Er wollte womöglich ein großes Blutbad anrichten und soll dazu durch das Attentat von Christchurch inspiriert worden sein. Doch beim Angriff auf eine Moschee bei Oslo wird der Mann von einem 70-Jährigen rechtzeitig überwältigt.

          Nach dem bewaffneten Überfall auf eine Moschee nahe der norwegischen Hauptstadt Oslo ermittelt die Polizei zu den Hintergründen des Angriffs. Ein gebürtiger Norweger war am Samstagabend festgenommen worden, nachdem er laut Zeugen mit mehreren Schusswaffen in das Gotteshaus in Baerum eingedrungen war. Ein Moschee-Besucher konnte den mutmaßlichen Täter überwältigen. Gegen den Festgenommenen wird zudem aufgrund des Funds einer Frauenleiche in seiner Wohnung wegen Mordverdachts ermittelt.

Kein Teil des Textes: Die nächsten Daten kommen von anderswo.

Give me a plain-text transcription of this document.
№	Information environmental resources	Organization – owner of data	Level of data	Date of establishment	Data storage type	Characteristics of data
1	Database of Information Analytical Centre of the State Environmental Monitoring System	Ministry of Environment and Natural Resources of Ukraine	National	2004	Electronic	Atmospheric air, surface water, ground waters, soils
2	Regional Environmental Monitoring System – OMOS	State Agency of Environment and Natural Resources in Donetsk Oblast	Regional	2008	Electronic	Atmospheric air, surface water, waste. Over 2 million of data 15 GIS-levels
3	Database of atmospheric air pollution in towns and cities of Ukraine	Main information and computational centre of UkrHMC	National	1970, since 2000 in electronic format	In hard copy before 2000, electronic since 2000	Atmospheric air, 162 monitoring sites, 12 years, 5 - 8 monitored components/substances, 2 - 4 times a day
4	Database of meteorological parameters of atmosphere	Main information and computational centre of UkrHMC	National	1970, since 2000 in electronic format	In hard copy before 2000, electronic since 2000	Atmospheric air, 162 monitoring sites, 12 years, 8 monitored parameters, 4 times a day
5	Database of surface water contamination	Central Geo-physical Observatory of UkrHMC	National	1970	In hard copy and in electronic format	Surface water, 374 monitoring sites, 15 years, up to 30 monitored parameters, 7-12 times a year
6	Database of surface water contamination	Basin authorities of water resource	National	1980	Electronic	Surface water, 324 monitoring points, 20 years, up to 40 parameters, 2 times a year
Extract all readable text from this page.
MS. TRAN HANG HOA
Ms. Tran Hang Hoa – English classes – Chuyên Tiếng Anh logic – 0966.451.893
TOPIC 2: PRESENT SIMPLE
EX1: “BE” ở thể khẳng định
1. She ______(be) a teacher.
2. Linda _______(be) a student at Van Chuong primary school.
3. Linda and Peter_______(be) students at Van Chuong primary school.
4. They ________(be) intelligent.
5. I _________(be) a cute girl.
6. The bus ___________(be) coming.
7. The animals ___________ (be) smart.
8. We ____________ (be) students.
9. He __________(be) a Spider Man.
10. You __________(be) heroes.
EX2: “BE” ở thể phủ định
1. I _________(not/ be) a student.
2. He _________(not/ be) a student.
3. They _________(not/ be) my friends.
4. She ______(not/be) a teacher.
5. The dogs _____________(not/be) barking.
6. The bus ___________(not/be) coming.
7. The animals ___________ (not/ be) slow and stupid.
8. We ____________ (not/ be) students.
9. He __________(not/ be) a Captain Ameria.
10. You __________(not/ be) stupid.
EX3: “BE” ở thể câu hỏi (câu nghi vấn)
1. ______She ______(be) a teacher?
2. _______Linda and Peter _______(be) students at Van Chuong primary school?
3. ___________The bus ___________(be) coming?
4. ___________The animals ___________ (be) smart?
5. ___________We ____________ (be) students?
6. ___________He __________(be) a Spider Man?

          Die Umstände des Angriffs legen nahe, dass der Täter in der Moschee möglicherweise ein größeres Blutvergießen anrichten wollte. Drei Gläubige hätten sich nach dem Gebet noch in der Moschee aufgehalten, als er mit zwei Schrotflinten und einer Pistole bewaffnet in das Gebäude eingedrungen sei, sagte der Vorstand der Al-Noor-Moschee, Ifran Mushtaq, dem Sender TV2. Zwei der Männer seien sofort in Deckung gesprungen, doch ein rund 70 Jahre alter Mann habe den Angreifer überwältigt. Im Gerangel seien Schüsse gefallen. Schließlich sei der Angreifer durch einen Schlag auf den Hinterkopf außer Gefecht gesetzt worden, so dass ihn die Polizei festnehmen konnte.

          Sowohl der mutmaßliche Täter als auch einer der Moschee-Besucher seien leicht verletzt worden, sagte Polizeisprecher Rune Skjold auf einer Pressekonferenz in der Nacht zum Sonntag. Über Art und Ursache der Verletzungen schwieg er sich aus. Auch zu den am Tatort gefundenen Waffen sagte Skjold nichts. Der Angreifer hatte den Angaben zufolge eine Schutzweste, schwarze Kleidung und Knieschützer getragen. In ersten Vernehmungen verweigerte der junge Mann die Aussage. Die norwegische Polizei wertete die Tat am Sonntag als versuchten Terrorakt.

          „Die Ermittlungen haben ergeben, dass der Täter rechtsextremistische Ansichten hatte“, sagte Polizeisprecher Rune Skjold am Sonntag. Der Mann habe Sympathie für den norwegischen Politiker Vidkun Quisling (1887-1945) zum Ausdruck gebracht, der im Zweiten Weltkrieg eine von den deutschen Besatzern abhängige Regierung führte und dessen Name zum Synonym für Kollaborateure wurde. Der Festgenommene habe auch eine feindselige Haltung gegen Einwanderer.  

          Laut Medienberichten hatte der Mann sich vor der Tat lobend über den Terroranschlag auf zwei Moscheen im neuseeländischen Christchurch geäußert, bei dem ein Rechtsextremist im März 51 Menschen erschossen und weitere 50 verletzt hatte. Die Polizei kündigte nach dem Angriff an, erhöhte Präsenz vor anderen Moscheen des Landes zu zeigen. Es seien aber keine „konkreten Drohungen“ bekannt, teilte die nationale Polizeiführung am Sonntag mit.

          Für mehr als eine Milliarde Muslime weltweit begann am Sonntag das Opferfest Eid al-Adha, das wichtigste Fest überhaupt im Islam. Norwegens Ministerpräsidentin Erna Solberg besuchte Mitglieder der Gemeinde in Baerum, die sich zum Feiern in einem Hotel versammelt hatten. „Was passiert ist, ist etwas, das in Norwegen nicht passieren sollte. Norwegen ist ein sicherer Ort“, sagte Solberg. In Oslo versammelten sich mehrere Dutzend Menschen vor dem Islamische Kulturzentrum, um ihre Unterstützung für die Glaubensgemeinschaft zum Ausdruck zu bringen.

          Neben dem glimpflich verlaufenen Überfall könnte auch ein Tötungsdelikt auf das Konto des Tatverdächtigen gehen. Im Zuge der Durchsuchung mehrerer Gebäude sei in seiner Wohnung die Leiche einer jungen Frau gefunden worden, sagte Skjold. In welcher Beziehung genau das Opfer und der mutmaßliche Täter zueinander standen, blieb zunächst unklar.